New functionalities continue to be rolled out. The advanced compensation module for both academic and administrative staff was introduced in time for this year’s merit exercise, and hiring units now have the option of soliciting reference letters via Workday at the point of application. At the same time, the R2R team continues to work with IT and Financial Services to resolve lingering encumbrance issues and enhance reporting capacity through Workday, with the goal of making critical data available to local users.
The training team has been focused on providing reinforcement sessions that cover the end-to-end recruitment process. These sessions go into more detail on the topic, provide tips to avoid errors and opportunities for participants to ask questions. Reinforcement sessions on other topics are under development, while training for Faculty and Departmental academic leaders on the Tenure-Track recruitment process is underway and will continue through the Fall.

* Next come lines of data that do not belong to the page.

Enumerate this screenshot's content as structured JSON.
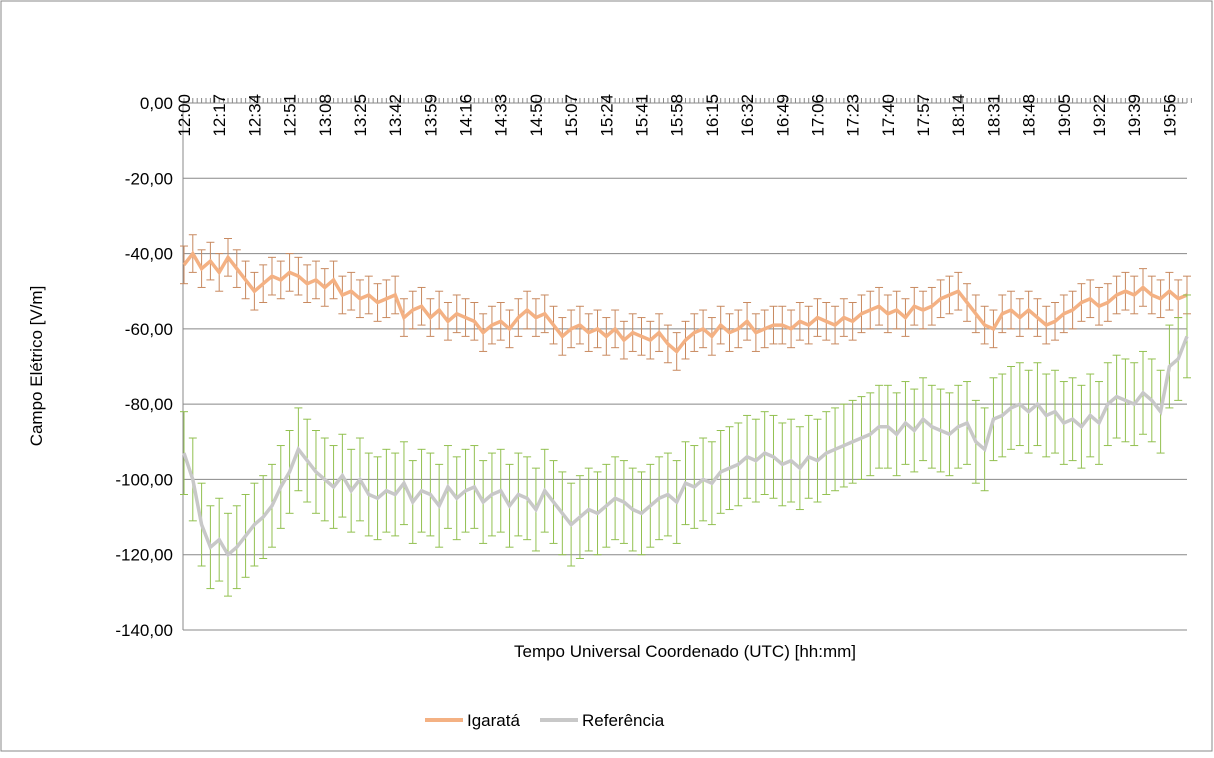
{
  "chart_data": {
    "type": "line",
    "y_label": "Campo Elétrico [V/m]",
    "x_label": "Tempo Universal Coordenado (UTC) [hh:mm]",
    "categories": [
      "12:00",
      null,
      null,
      null,
      "12:17",
      null,
      null,
      null,
      "12:34",
      null,
      null,
      null,
      "12:51",
      null,
      null,
      null,
      "13:08",
      null,
      null,
      null,
      "13:25",
      null,
      null,
      null,
      "13:42",
      null,
      null,
      null,
      "13:59",
      null,
      null,
      null,
      "14:16",
      null,
      null,
      null,
      "14:33",
      null,
      null,
      null,
      "14:50",
      null,
      null,
      null,
      "15:07",
      null,
      null,
      null,
      "15:24",
      null,
      null,
      null,
      "15:41",
      null,
      null,
      null,
      "15:58",
      null,
      null,
      null,
      "16:15",
      null,
      null,
      null,
      "16:32",
      null,
      null,
      null,
      "16:49",
      null,
      null,
      null,
      "17:06",
      null,
      null,
      null,
      "17:23",
      null,
      null,
      null,
      "17:40",
      null,
      null,
      null,
      "17:57",
      null,
      null,
      null,
      "18:14",
      null,
      null,
      null,
      "18:31",
      null,
      null,
      null,
      "18:48",
      null,
      null,
      null,
      "19:05",
      null,
      null,
      null,
      "19:22",
      null,
      null,
      null,
      "19:39",
      null,
      null,
      null,
      "19:56",
      null,
      null
    ],
    "series": [
      {
        "name": "Igaratá",
        "color": "#f4b183",
        "error_color": "#c8895f",
        "error": 5,
        "values": [
          -43,
          -40,
          -44,
          -42,
          -45,
          -41,
          -44,
          -47,
          -50,
          -48,
          -46,
          -47,
          -45,
          -46,
          -48,
          -47,
          -49,
          -47,
          -51,
          -50,
          -52,
          -51,
          -53,
          -52,
          -51,
          -57,
          -55,
          -54,
          -57,
          -55,
          -58,
          -56,
          -57,
          -58,
          -61,
          -59,
          -58,
          -60,
          -57,
          -55,
          -57,
          -56,
          -59,
          -62,
          -60,
          -59,
          -61,
          -60,
          -62,
          -60,
          -63,
          -61,
          -62,
          -63,
          -61,
          -64,
          -66,
          -63,
          -61,
          -60,
          -62,
          -59,
          -61,
          -60,
          -58,
          -61,
          -60,
          -59,
          -59,
          -60,
          -58,
          -59,
          -57,
          -58,
          -59,
          -57,
          -58,
          -56,
          -55,
          -54,
          -56,
          -55,
          -57,
          -54,
          -55,
          -54,
          -52,
          -51,
          -50,
          -53,
          -56,
          -59,
          -60,
          -56,
          -55,
          -57,
          -55,
          -57,
          -59,
          -58,
          -56,
          -55,
          -53,
          -52,
          -54,
          -53,
          -51,
          -50,
          -51,
          -49,
          -51,
          -52,
          -50,
          -52,
          -51
        ]
      },
      {
        "name": "Referência",
        "color": "#c8c8c8",
        "error_color": "#92c050",
        "error": 11,
        "values": [
          -93,
          -100,
          -112,
          -118,
          -116,
          -120,
          -118,
          -115,
          -112,
          -110,
          -107,
          -102,
          -98,
          -92,
          -95,
          -98,
          -100,
          -102,
          -99,
          -103,
          -100,
          -104,
          -105,
          -103,
          -104,
          -101,
          -106,
          -103,
          -104,
          -107,
          -102,
          -105,
          -103,
          -102,
          -106,
          -104,
          -103,
          -107,
          -104,
          -105,
          -108,
          -103,
          -106,
          -109,
          -112,
          -110,
          -108,
          -109,
          -107,
          -105,
          -106,
          -108,
          -109,
          -107,
          -105,
          -104,
          -106,
          -101,
          -102,
          -100,
          -101,
          -98,
          -97,
          -96,
          -94,
          -95,
          -93,
          -94,
          -96,
          -95,
          -97,
          -94,
          -95,
          -93,
          -92,
          -91,
          -90,
          -89,
          -88,
          -86,
          -86,
          -88,
          -85,
          -87,
          -84,
          -86,
          -87,
          -88,
          -86,
          -85,
          -90,
          -92,
          -84,
          -83,
          -81,
          -80,
          -82,
          -80,
          -83,
          -82,
          -85,
          -84,
          -86,
          -83,
          -85,
          -80,
          -78,
          -79,
          -80,
          -77,
          -79,
          -82,
          -70,
          -68,
          -62
        ]
      }
    ],
    "ylim": [
      -140,
      0
    ],
    "yticks": [
      {
        "value": 0,
        "label": "0,00"
      },
      {
        "value": -20,
        "label": "-20,00"
      },
      {
        "value": -40,
        "label": "-40,00"
      },
      {
        "value": -60,
        "label": "-60,00"
      },
      {
        "value": -80,
        "label": "-80,00"
      },
      {
        "value": -100,
        "label": "-100,00"
      },
      {
        "value": -120,
        "label": "-120,00"
      },
      {
        "value": -140,
        "label": "-140,00"
      }
    ],
    "grid": true,
    "legend": "bottom"
  }
}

“The impact this transition has had on the McGill community is significant. We are grateful for the commitment that so many of our staff have demonstrated in learning Workday and sharing their feedback with us. We will continue to work with users to improve their understanding of Workday functions and to find solutions to their challenges,” says Dutton. “Workday is a state-of-the-art platform that’s designed to grow with the University. Even though we’re still in a period of learning and adapting to the new system, it’s exciting to have a system in place that will evolve alongside our community’s needs.”